This Study On the Best States to Be a Kid is Missing One Crucial Ingredient
The 2013 ranking of "best and worst states to be a kid," formally titled Kids Count, has taken the country by surprise. For the first time in the long history of the annual study, Mississippi was not ranked at the bottom.
The map of state rankings is striking, in that it closely approximates the 2012 electoral map. Red states are ranked poorly. The liberal northeast is towards the top. Does the liberal northeast have a better quality of life, as this study would suggest? And what are the policy lessons to be learned from it?
Photo Source: http://datacenter.kidscount.org/data/Map/7288-kids-count-overall-rank?loc=1&loct=2#2/any/true/36/any/14344
The Kids Count data report is published by the Annie E. Casey Foundation (AECF). It measures child well-being through 16 different metrics.
The AECF is measuring "well-being," an attribute that is inherently subjective. Some of the metrics used to measure quality of life are straightforward (poverty rates and teen parenthood rates, for example).
Other metrics are not so straightforward, and demostrate a selection bias.
1. It is curious that the AECF measures birth weight, which may or may not have lasting effects on a child, instead of measuring obesity, which is not a one-time data point, but a proven sign of poor health habits over time.
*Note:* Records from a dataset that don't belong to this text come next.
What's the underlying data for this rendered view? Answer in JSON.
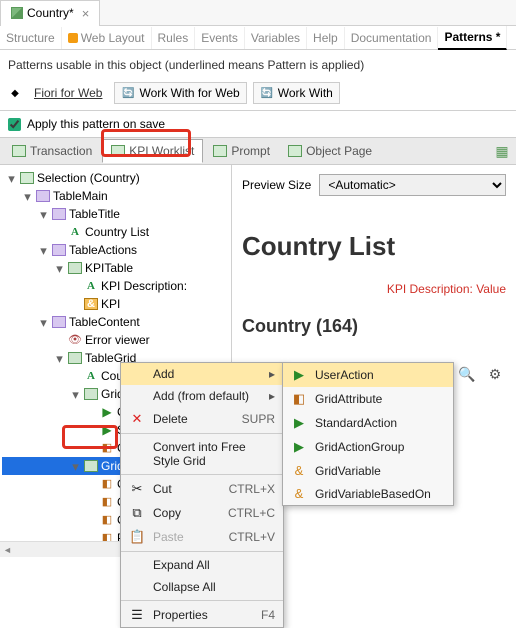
{
  "tab": {
    "title": "Country*",
    "close_tooltip": "Close"
  },
  "subtabs": {
    "structure": "Structure",
    "web_layout": "Web Layout",
    "rules": "Rules",
    "events": "Events",
    "variables": "Variables",
    "help": "Help",
    "documentation": "Documentation",
    "patterns": "Patterns *"
  },
  "info": "Patterns usable in this object (underlined means Pattern is applied)",
  "pattern_buttons": {
    "fiori_web": "Fiori for Web",
    "work_with_web": "Work With for Web",
    "work_with": "Work With"
  },
  "apply_checkbox": "Apply this pattern on save",
  "tool_tabs": {
    "transaction": "Transaction",
    "kpi_worklist": "KPI Worklist",
    "prompt": "Prompt",
    "object_page": "Object Page"
  },
  "tree": {
    "root": "Selection (Country)",
    "table_main": "TableMain",
    "table_title": "TableTitle",
    "country_list": "Country List",
    "table_actions": "TableActions",
    "kpi_table": "KPITable",
    "kpi_desc": "KPI Description:",
    "kpi": "KPI",
    "table_content": "TableContent",
    "error_viewer": "Error viewer",
    "table_grid": "TableGrid",
    "country": "Country",
    "grid_a": "GridA",
    "co1": "Co",
    "st": "St",
    "ch": "Ch",
    "grid": "Grid",
    "co2": "Co",
    "co3": "Co",
    "co4": "Co",
    "pa": "Pa"
  },
  "ctx": {
    "add": "Add",
    "add_default": "Add (from default)",
    "delete": "Delete",
    "delete_key": "SUPR",
    "convert": "Convert into Free Style Grid",
    "cut": "Cut",
    "cut_key": "CTRL+X",
    "copy": "Copy",
    "copy_key": "CTRL+C",
    "paste": "Paste",
    "paste_key": "CTRL+V",
    "expand": "Expand All",
    "collapse": "Collapse All",
    "properties": "Properties",
    "properties_key": "F4"
  },
  "submenu": {
    "user_action": "UserAction",
    "grid_attribute": "GridAttribute",
    "standard_action": "StandardAction",
    "grid_action_group": "GridActionGroup",
    "grid_variable": "GridVariable",
    "grid_var_based": "GridVariableBasedOn"
  },
  "preview": {
    "size_label": "Preview Size",
    "size_value": "<Automatic>",
    "title": "Country List",
    "kpi_text": "KPI Description: Value",
    "subtitle": "Country (164)"
  }
}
2. The AECF makes a blatant mistake in using math and reading proficiency rates as a determinant of education quality. "Proficiency" standards are determined at the state level, not the federal. A child considered proficient in Tennessee might not be proficient in Massachusetts. In this way, the Kids Count study punishes states with higher education standards, and rewards those with lower standards.
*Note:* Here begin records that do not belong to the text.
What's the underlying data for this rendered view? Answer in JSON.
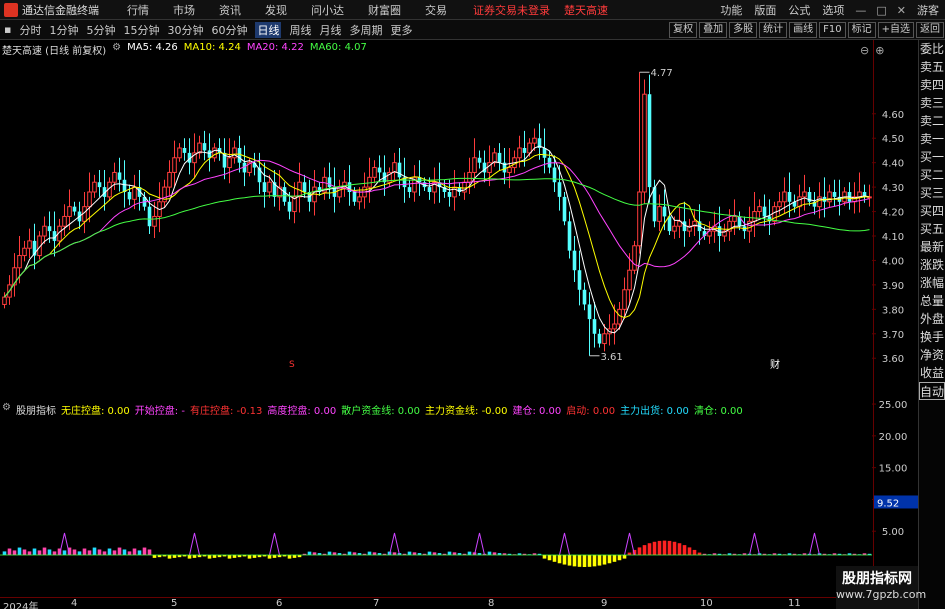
{
  "app": {
    "title": "通达信金融终端"
  },
  "menu": [
    "行情",
    "市场",
    "资讯",
    "发现",
    "问小达",
    "财富圈",
    "交易"
  ],
  "notice": {
    "login": "证券交易未登录",
    "stock": "楚天高速"
  },
  "menu_right": [
    "功能",
    "版面",
    "公式",
    "选项"
  ],
  "user": "游客",
  "periods": [
    "分时",
    "1分钟",
    "5分钟",
    "15分钟",
    "30分钟",
    "60分钟",
    "日线",
    "周线",
    "月线",
    "多周期",
    "更多"
  ],
  "active_period": "日线",
  "tools": [
    "复权",
    "叠加",
    "多股",
    "统计",
    "画线",
    "F10",
    "标记",
    "+自选",
    "返回"
  ],
  "sidebar": [
    "委比",
    "卖五",
    "卖四",
    "卖三",
    "卖二",
    "卖一",
    "买一",
    "买二",
    "买三",
    "买四",
    "买五",
    "最新",
    "涨跌",
    "涨幅",
    "总量",
    "外盘",
    "换手",
    "净资",
    "收益",
    "自动"
  ],
  "main": {
    "stock_label": "楚天高速 (日线 前复权)",
    "ma": [
      {
        "label": "MA5: 4.26",
        "color": "#ffffff"
      },
      {
        "label": "MA10: 4.24",
        "color": "#ffff00"
      },
      {
        "label": "MA20: 4.22",
        "color": "#ff44ff"
      },
      {
        "label": "MA60: 4.07",
        "color": "#44ff44"
      }
    ],
    "high_label": "4.77",
    "low_label": "3.61",
    "marker_s": "S",
    "marker_cai": "财"
  },
  "sub": {
    "name": "股朋指标",
    "items": [
      {
        "label": "无庄控盘: 0.00",
        "color": "#ffff00"
      },
      {
        "label": "开始控盘: -",
        "color": "#ff44ff"
      },
      {
        "label": "有庄控盘: -0.13",
        "color": "#ff3333"
      },
      {
        "label": "高度控盘: 0.00",
        "color": "#ff44ff"
      },
      {
        "label": "散户资金线: 0.00",
        "color": "#44ff44"
      },
      {
        "label": "主力资金线: -0.00",
        "color": "#ffff00"
      },
      {
        "label": "建仓: 0.00",
        "color": "#ff44ff"
      },
      {
        "label": "启动: 0.00",
        "color": "#ff3333"
      },
      {
        "label": "主力出货: 0.00",
        "color": "#22ddff"
      },
      {
        "label": "清仓: 0.00",
        "color": "#44ff44"
      }
    ],
    "current_value": "9.52"
  },
  "xaxis": [
    {
      "label": "2024年",
      "x": 0
    },
    {
      "label": "4",
      "x": 68
    },
    {
      "label": "5",
      "x": 168
    },
    {
      "label": "6",
      "x": 273
    },
    {
      "label": "7",
      "x": 370
    },
    {
      "label": "8",
      "x": 485
    },
    {
      "label": "9",
      "x": 598
    },
    {
      "label": "10",
      "x": 697
    },
    {
      "label": "11",
      "x": 785
    }
  ],
  "watermark": {
    "line1": "股朋指标网",
    "line2": "www.7gpzb.com"
  },
  "chart_data": [
    {
      "type": "line",
      "title": "楚天高速 (日线 前复权)",
      "y_ticks": [
        3.6,
        3.7,
        3.8,
        3.9,
        4.0,
        4.1,
        4.2,
        4.3,
        4.4,
        4.5,
        4.6
      ],
      "ylim": [
        3.56,
        4.82
      ],
      "n": 176,
      "closes": [
        3.85,
        3.9,
        3.97,
        4.02,
        4.05,
        4.08,
        4.02,
        4.1,
        4.14,
        4.12,
        4.08,
        4.14,
        4.18,
        4.22,
        4.2,
        4.16,
        4.22,
        4.28,
        4.32,
        4.3,
        4.26,
        4.32,
        4.36,
        4.33,
        4.28,
        4.25,
        4.3,
        4.26,
        4.22,
        4.14,
        4.18,
        4.24,
        4.3,
        4.36,
        4.42,
        4.46,
        4.44,
        4.4,
        4.44,
        4.48,
        4.45,
        4.42,
        4.46,
        4.44,
        4.38,
        4.42,
        4.46,
        4.4,
        4.36,
        4.4,
        4.38,
        4.32,
        4.28,
        4.32,
        4.26,
        4.3,
        4.24,
        4.2,
        4.26,
        4.32,
        4.28,
        4.24,
        4.3,
        4.28,
        4.34,
        4.3,
        4.26,
        4.3,
        4.32,
        4.28,
        4.24,
        4.26,
        4.3,
        4.34,
        4.38,
        4.36,
        4.32,
        4.36,
        4.4,
        4.34,
        4.3,
        4.28,
        4.34,
        4.32,
        4.3,
        4.28,
        4.32,
        4.3,
        4.28,
        4.26,
        4.3,
        4.28,
        4.32,
        4.36,
        4.42,
        4.4,
        4.36,
        4.4,
        4.44,
        4.4,
        4.36,
        4.38,
        4.42,
        4.46,
        4.44,
        4.48,
        4.5,
        4.46,
        4.42,
        4.38,
        4.32,
        4.26,
        4.16,
        4.04,
        3.96,
        3.88,
        3.82,
        3.76,
        3.7,
        3.66,
        3.7,
        3.72,
        3.74,
        3.8,
        3.88,
        3.96,
        4.06,
        4.28,
        4.68,
        4.3,
        4.16,
        4.22,
        4.18,
        4.12,
        4.14,
        4.16,
        4.12,
        4.14,
        4.16,
        4.12,
        4.1,
        4.12,
        4.14,
        4.1,
        4.12,
        4.16,
        4.18,
        4.14,
        4.12,
        4.16,
        4.2,
        4.22,
        4.18,
        4.16,
        4.22,
        4.24,
        4.28,
        4.24,
        4.22,
        4.26,
        4.28,
        4.24,
        4.22,
        4.26,
        4.24,
        4.28,
        4.26,
        4.24,
        4.28,
        4.24,
        4.26,
        4.28,
        4.26,
        4.26
      ],
      "series": [
        {
          "name": "MA5",
          "value": 4.26,
          "color": "#ffffff"
        },
        {
          "name": "MA10",
          "value": 4.24,
          "color": "#ffff00"
        },
        {
          "name": "MA20",
          "value": 4.22,
          "color": "#ff44ff"
        },
        {
          "name": "MA60",
          "value": 4.07,
          "color": "#44ff44"
        }
      ],
      "annotations": [
        {
          "label": "4.77",
          "value": 4.77
        },
        {
          "label": "3.61",
          "value": 3.61
        }
      ]
    },
    {
      "type": "bar",
      "title": "股朋指标",
      "y_ticks": [
        5.0,
        10.0,
        15.0,
        20.0,
        25.0
      ],
      "ylim": [
        0,
        28
      ],
      "current": 9.52
    }
  ],
  "colors": {
    "up": "#ff3c3c",
    "down": "#54ffff",
    "grid": "#600000"
  }
}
3. It also makes the mistake of prioritizing job stability over job quality. By the AECF's measurement, a person with a minimum-wage job that they have kept for a year is considered better able to provide for children than a person with a six-figure salary who changed jobs recently.
4. The study measures how many kids have insurance, not how many kids actually see doctors.
The list goes on: Why no measure of crime rates? Why no measure of unemployment? What about adult illiteracy?
The premise of the study — that we can somehow predict a child's quality of life by looking at the state — is a liberal lie. There is more variation within states than without, and this variation is due to the first unit of government — the family in which a child is raised. (Perhaps this false premise is to be expected from an organization that grants large sums to both ACORN and the George Soros-funded Center for American Progress Action Fund.)
The states ranked at the top all have high rates of government spending in common. These states pay to insure more people. They subsidize preschools and subsidize housing so that the housing-cost burden is eased. Kids may benefit in the short term, but these programs are unsustainable. (Whether kids even benefit in the short term is a matter for debate. A kid who has insurance but never sees a doctor is considered to have a higher quality of life than an uninsured child who sees a doctor. In terms of education, it has been systematically disproven that higher per-pupil spending leads to higher test scores.)
A child's quality of life can hardly be predicted by looking at state government, but it's relatively easy to extrapolate from the first unit of government: the family. The behavior of the parents affects every single one of the 16 metrics measured by AECF. Parents decide where the kids will live, if the kids will go to preschool, if they'll have regular doctor check-ups, if the kids will be read to, and taught and pushed to succeed.
We could spend money we don't have to fund insurance for more kids, to fund more preschools, and so on. But none of that money will do any good unless a parent recognizes the value of such services, and takes the kid to preschool and to the doctor, and actively supports the child's learning. There is no government program that can make these things happen. Only inside the family, the first unit of government, can these changes take root.